For those who don't know, Dave Redmon will take over as the new INSCOM CSM in November. I'm helping the G3 SGM with the planning and OPORD. It will take place during the INSCOM Senior Enlisted Conference the week of Veteran's Day. We're also doing an NCO Staff ride to Manassass that week - kind of fitting since CSM Joe Paul (current INSCOM CSM) is almost as much of a military history whore as I am 

Also - I'm retiring (got my orders last week) 28 Feb 10. That's why I sudden'y have time to help a G3 SGM plan a conference and retirement....;)

I've served with some of you. It's been my priviledge. Thanks for what you've done, and will continue to do for our Army and the MI Corps.

Intelligence drives operations!

Toujours en Avant!

Army Strong!

C


----------



## EverSoLost (Aug 30, 2009)

Congrats on the Retirement.  Thank you for your Service.  Thank you for your mentoring.

Sincerely,

ESL


----------



## crapgame (Aug 31, 2009)

Good for you and thank you, C, for your commitment and service.
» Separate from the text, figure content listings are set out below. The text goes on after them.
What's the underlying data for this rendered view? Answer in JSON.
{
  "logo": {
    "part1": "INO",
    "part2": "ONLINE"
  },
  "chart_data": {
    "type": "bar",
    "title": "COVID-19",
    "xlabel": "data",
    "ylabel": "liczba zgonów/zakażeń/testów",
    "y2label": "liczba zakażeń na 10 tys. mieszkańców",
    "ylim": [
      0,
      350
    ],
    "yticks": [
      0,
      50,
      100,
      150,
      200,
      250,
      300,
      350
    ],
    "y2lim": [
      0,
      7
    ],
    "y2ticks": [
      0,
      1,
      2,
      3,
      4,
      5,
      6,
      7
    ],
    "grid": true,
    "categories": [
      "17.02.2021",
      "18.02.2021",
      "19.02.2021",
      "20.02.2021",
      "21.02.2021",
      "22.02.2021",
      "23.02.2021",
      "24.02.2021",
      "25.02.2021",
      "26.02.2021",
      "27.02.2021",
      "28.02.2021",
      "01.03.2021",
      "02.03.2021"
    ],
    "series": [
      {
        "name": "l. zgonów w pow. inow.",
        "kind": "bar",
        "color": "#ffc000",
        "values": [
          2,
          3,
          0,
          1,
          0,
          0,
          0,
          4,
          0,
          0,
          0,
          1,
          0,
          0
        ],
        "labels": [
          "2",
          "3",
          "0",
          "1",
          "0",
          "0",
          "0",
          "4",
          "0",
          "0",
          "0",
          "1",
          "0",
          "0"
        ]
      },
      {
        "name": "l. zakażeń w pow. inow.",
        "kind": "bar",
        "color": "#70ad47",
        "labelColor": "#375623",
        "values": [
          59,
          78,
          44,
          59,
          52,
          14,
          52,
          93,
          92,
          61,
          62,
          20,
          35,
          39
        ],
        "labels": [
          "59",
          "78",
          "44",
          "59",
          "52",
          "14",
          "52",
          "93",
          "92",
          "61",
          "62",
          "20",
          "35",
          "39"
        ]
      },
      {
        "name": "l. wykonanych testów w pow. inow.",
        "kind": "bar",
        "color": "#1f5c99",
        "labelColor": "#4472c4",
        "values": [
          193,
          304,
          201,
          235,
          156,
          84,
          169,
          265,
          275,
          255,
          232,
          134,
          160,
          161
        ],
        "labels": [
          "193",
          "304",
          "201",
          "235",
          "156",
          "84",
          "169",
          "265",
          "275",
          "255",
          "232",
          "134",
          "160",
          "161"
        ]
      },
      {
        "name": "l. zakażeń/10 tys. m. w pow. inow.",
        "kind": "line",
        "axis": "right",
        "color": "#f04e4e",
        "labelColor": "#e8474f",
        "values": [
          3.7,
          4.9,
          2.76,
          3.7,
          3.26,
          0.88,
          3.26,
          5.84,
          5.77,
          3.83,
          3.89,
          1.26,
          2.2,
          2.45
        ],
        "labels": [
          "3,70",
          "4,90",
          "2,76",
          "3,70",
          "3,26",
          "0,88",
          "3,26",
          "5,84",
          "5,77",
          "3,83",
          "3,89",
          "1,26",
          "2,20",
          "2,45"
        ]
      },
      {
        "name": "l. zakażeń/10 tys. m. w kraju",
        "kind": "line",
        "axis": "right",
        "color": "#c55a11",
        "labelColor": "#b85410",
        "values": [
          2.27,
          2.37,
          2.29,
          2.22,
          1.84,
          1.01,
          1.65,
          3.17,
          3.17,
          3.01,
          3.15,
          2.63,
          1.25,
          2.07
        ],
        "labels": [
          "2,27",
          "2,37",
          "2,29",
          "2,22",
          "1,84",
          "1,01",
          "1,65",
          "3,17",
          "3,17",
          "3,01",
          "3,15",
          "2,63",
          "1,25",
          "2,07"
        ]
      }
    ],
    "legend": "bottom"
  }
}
btw, I have a question for you.
I hope you don't mind.
PM on the way for you.


----------



## Brando (Sep 4, 2009)

Excellent!

Congratz and thank you.


----------



## Swill (Sep 5, 2009)

I object. We need you in AD for at least, I dunno, 20 more years at least. Retirement: denied. Report to my 2 shop immediately for further opportunity.  

Congratulations, SGM. You've earned it.


----------



## moobob (Sep 14, 2009)

Congrats. Proud to have been one of your soldiers for a bit.


----------



## Marauder06 (Jan 30, 2010)

Well done Sergeant Major, enjoy a well-earned retirement.


----------